Il contesto della delibera AGCOM
Adottata l’8 aprile e pubblicata il 12 maggio 2025, la delibera AGCOM n. 96/25/CONS rappresenta un tentativo ambizioso di disciplinare l’accesso ai contenuti pornografici online, in conformità con l’art. 13-bis della Legge n. 159/2023, noto come “Decreto Caivano”. È interessante notare come il percorso normativo si proponga di rendere obbligatori i filtri per l’accesso ai contenuti pornografici entro sei mesi dalla pubblicazione, il che significa che i siti dovranno implementare questi sistemi di verifica entro la metà di novembre. Ma la realtà è ben diversa e si presenta piena di incognite.

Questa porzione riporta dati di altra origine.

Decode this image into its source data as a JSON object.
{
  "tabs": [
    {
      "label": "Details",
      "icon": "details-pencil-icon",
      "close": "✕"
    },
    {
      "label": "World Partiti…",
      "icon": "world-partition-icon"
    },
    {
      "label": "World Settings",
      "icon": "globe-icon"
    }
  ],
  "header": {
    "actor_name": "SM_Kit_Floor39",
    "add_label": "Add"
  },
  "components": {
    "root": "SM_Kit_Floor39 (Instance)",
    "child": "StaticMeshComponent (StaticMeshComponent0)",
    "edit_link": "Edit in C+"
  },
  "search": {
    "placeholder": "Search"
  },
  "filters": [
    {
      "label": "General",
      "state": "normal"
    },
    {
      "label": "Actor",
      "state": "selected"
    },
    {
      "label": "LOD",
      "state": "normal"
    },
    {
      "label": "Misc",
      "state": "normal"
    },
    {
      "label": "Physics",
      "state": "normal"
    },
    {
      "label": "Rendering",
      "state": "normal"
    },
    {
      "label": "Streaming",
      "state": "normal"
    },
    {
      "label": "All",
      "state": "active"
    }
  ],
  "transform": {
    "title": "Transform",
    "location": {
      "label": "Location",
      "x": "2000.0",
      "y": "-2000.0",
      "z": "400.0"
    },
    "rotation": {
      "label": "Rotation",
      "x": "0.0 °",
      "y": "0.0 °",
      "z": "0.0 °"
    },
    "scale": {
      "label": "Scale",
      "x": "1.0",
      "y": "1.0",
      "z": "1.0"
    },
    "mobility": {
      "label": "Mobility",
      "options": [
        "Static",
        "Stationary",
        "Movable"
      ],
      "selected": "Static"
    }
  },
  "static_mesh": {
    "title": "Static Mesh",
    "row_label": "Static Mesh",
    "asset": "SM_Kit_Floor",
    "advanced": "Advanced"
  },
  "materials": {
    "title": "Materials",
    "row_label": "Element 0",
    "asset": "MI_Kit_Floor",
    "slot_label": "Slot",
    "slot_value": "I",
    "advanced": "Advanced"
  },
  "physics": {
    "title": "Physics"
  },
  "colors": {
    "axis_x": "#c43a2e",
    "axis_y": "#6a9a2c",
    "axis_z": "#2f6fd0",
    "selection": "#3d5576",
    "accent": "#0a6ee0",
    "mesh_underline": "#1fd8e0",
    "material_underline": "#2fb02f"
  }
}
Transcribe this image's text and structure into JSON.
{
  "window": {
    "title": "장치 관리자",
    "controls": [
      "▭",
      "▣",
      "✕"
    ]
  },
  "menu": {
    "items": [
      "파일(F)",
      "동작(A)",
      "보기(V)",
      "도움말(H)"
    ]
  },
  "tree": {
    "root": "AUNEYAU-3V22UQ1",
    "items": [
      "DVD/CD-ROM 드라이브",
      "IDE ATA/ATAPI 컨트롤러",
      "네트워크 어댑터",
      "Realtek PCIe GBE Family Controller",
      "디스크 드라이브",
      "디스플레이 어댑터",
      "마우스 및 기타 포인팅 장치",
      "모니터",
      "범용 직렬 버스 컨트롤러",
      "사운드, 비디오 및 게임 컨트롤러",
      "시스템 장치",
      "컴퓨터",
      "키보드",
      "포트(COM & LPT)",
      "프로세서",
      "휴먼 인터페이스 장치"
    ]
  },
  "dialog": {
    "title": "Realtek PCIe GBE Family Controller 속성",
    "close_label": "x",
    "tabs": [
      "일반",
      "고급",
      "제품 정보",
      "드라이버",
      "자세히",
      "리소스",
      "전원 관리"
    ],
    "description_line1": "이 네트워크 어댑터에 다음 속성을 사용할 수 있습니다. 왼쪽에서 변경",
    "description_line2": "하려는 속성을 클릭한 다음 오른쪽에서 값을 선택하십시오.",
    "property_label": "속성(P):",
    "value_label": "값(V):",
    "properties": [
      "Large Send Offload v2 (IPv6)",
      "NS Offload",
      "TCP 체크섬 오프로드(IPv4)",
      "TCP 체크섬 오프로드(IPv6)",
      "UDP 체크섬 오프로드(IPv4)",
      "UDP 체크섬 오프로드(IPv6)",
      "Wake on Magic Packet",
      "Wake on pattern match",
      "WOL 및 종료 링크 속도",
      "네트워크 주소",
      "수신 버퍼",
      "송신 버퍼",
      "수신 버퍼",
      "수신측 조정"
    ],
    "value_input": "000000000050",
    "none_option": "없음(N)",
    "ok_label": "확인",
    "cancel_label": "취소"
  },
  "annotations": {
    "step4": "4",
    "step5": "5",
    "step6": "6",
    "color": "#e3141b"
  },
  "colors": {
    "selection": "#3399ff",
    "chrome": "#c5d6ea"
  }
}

Le sfide della verifica dell’età
La questione centrale riguarda l’implementazione di un sistema di verifica dell’età che rispetti i principi di privacy stabiliti dal GDPR. La normativa prevede l’adozione di filtri basati su app oppure su fornitori terzi certificati. Ma chi sono questi fornitori? Quali strumenti tecnologici utilizzeranno? D’altronde, come si fa a garantire il doppio anonimato richiesto dalla legge? Le domande sono tante e le risposte, ahimè, scarseggiano.
Ricordo quando, anni fa, si parlava di regolamentare il web… sembrava una missione impossibile, eppure oggi ci troviamo di fronte a una situazione simile. La delibera AGCOM, pur con le migliori intenzioni, rischia di risultare inefficace se non vengono forniti strumenti concreti e un’infrastruttura tecnica adeguata. Attualmente, infatti, non esiste un sistema operativo che possa supportare questa iniziativa, e i siti potrebbero trovarsi a dover affrontare delle responsabilità enormi senza avere a disposizione le risorse necessarie per adeguarsi.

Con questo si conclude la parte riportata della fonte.